Updated on 2022-09-22 GMT+08:00

Managing Loader Jobs

Scenario

You can create, view, edit, and delete jobs on the Loader page.

This section applies to versions earlier than MRS 3.x.

Prerequisites

You have accessed the Loader page. For details, see Loader Page.

Creating a Job

  1. On the Loader page, click New job.
  2. In Connection, set parameters.

    1. In Name, enter a job name.
    2. In From link and To link, select links accordingly.

      After you select a link of a type, data is obtained from the specified source and saved to the destination.

      If no available link exists, click Add a new link.

  3. In From, configure the job of the source link.

    For details, see Source Link Configurations of Loader Jobs.

  4. In To, configure the job of the destination link.

    For details, see Destination Link Configurations of Loader Jobs.

  5. Check whether a database link is selected in To link.

    Database links include:

    • generic-jdbc-connector
    • hbase-connector
    • hive-connector

    If you set To link to a database link, you need to configure a mapping between service data and a field in the database table.

    • If you set it to a database link, go to 6.
    • If you do not set it to a database link, go to 7.

  6. In Field Mapping, enter a field mapping. Then proceed to 7.

    Field Mapping specifies a mapping between each column of user data and a field in the database table.

    Table 1 Field Mapping properties

    Parameter

    Description

    Column Num

    Field sequence of service data

    Sample

    First row of sample values of service data

    Column Family

    When To link is hbase-connector, you can select a column family for storing data.

    Destination Field

    Field for storing data

    Type

    Type of the field selected by the user

    Row Key

    When To link is hbase-connector, you need to select Destination Field as a row key.

    If the value of From is a connector of a file type, for example, SFTP, FTP, OBS, and HDFS files, the value of Field Mapping is the first row of data in the file. Ensure that the first row of data is complete. Otherwise, the Loader job will not extract columns that are not mapped.

  7. In Task Config, set job running parameters.

    Table 2 Loader job running properties

    Parameter

    Description

    Extractors

    Number of Map tasks

    Loaders

    Number of Reduce tasks

    This parameter is displayed only when the destination field is HBase or Hive.

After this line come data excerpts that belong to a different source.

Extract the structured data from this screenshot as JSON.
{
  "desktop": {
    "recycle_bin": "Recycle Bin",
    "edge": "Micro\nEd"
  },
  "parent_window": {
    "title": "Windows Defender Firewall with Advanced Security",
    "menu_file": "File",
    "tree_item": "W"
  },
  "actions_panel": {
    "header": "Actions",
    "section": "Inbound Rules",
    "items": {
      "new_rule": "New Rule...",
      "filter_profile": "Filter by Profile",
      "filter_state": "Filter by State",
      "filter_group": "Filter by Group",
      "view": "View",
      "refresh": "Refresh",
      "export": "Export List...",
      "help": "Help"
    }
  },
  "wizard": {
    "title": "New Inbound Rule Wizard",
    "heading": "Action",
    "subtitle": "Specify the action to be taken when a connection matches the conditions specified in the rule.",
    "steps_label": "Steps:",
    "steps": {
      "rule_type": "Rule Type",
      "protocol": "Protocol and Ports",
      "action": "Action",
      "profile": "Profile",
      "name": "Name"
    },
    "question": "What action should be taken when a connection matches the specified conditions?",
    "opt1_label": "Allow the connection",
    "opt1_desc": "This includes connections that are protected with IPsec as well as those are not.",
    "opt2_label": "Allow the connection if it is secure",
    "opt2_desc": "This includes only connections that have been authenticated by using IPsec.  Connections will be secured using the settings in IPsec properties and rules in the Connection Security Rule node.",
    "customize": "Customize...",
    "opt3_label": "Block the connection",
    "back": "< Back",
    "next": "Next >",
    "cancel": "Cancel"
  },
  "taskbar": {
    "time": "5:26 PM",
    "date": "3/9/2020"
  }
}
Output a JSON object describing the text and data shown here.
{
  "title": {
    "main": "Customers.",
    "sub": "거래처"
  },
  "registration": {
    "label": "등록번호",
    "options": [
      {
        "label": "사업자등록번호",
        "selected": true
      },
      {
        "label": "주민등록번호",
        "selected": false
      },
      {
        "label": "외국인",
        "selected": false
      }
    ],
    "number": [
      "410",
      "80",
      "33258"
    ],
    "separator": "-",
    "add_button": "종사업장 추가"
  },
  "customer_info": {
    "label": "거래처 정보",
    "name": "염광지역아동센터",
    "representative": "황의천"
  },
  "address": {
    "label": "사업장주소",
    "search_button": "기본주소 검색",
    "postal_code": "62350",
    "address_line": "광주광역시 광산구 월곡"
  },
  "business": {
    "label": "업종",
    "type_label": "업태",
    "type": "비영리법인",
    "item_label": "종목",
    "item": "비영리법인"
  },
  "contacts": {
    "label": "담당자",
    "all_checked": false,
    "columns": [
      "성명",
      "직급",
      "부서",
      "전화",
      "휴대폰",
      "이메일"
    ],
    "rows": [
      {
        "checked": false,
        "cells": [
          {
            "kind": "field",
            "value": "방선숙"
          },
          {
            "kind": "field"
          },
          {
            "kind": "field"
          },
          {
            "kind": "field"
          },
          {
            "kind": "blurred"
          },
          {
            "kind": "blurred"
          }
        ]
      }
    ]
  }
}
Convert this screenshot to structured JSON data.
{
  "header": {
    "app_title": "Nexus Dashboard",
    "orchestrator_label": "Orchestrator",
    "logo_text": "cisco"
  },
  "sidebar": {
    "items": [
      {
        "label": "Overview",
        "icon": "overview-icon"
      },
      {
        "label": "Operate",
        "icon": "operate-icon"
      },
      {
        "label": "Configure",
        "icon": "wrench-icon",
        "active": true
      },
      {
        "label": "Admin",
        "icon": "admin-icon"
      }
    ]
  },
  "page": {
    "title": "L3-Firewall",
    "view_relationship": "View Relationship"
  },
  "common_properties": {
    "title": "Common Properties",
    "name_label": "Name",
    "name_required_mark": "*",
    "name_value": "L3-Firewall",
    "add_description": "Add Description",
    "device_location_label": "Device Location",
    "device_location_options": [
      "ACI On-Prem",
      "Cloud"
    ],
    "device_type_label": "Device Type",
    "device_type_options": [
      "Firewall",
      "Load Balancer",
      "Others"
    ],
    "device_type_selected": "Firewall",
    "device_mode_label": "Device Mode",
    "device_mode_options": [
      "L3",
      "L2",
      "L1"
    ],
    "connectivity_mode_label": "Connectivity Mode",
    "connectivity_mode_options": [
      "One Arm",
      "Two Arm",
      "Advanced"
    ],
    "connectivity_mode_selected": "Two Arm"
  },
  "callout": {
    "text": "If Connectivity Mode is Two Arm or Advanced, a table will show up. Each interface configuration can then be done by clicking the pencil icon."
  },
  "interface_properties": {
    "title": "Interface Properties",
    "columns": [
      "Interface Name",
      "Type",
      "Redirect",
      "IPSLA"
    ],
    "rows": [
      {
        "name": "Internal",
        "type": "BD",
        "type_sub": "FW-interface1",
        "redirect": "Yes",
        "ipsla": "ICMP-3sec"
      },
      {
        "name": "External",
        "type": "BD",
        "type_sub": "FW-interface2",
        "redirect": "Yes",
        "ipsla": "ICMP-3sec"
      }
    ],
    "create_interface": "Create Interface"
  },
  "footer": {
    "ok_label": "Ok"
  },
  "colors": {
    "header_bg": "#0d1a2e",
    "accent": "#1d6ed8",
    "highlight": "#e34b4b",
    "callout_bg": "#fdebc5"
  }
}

    Max. Error Records in a Single Shard

    Error record threshold. If the number of error records of a single Map task exceeds the threshold, the task automatically stops and the obtained data is not returned.

    NOTE:

    Data is read and written in batches for MYSQL and MPPDB of generic-jdbc-connector by default. Errors are recorded once at most for each batch of data.

    Dirty Data Directory

    Specifies the directory for saving dirty data. If you leave this parameter blank, dirty data will not be saved.

  8. Click Save.

Viewing a Job

  1. Access the Loader page. The Loader job management page is displayed by default.

    • If Kerberos authentication is enabled for the cluster, all jobs created by the current user are displayed by default and other users' jobs cannot be displayed.
    • If Kerberos authentication is disabled for the cluster, all Loader jobs of the cluster are displayed.

  2. In Sqoop Jobs, enter a job name to filter the job.
  3. Click Refresh to obtain the latest job status.

Editing a Job

  1. Access the Loader page. The Loader job management page is displayed by default.
  2. Click the job name to go to the edit page.
  3. Modify the job configuration parameters based on service requirements.
  4. Click Save.

    Basic job operations in the navigation bar on the left are Run, Copy, Delete, Disable, History Record, and Show Job JSON Definition.

Deleting a Job

  1. Access the Loader page.
  2. In the row of the specified job, click .

    You can also select one or more jobs and click Delete Job in the upper right corner of the job list.

  3. In the dialog box, click Yes, delete it.

    If the state of a Loader job is Running, the job fails to be deleted.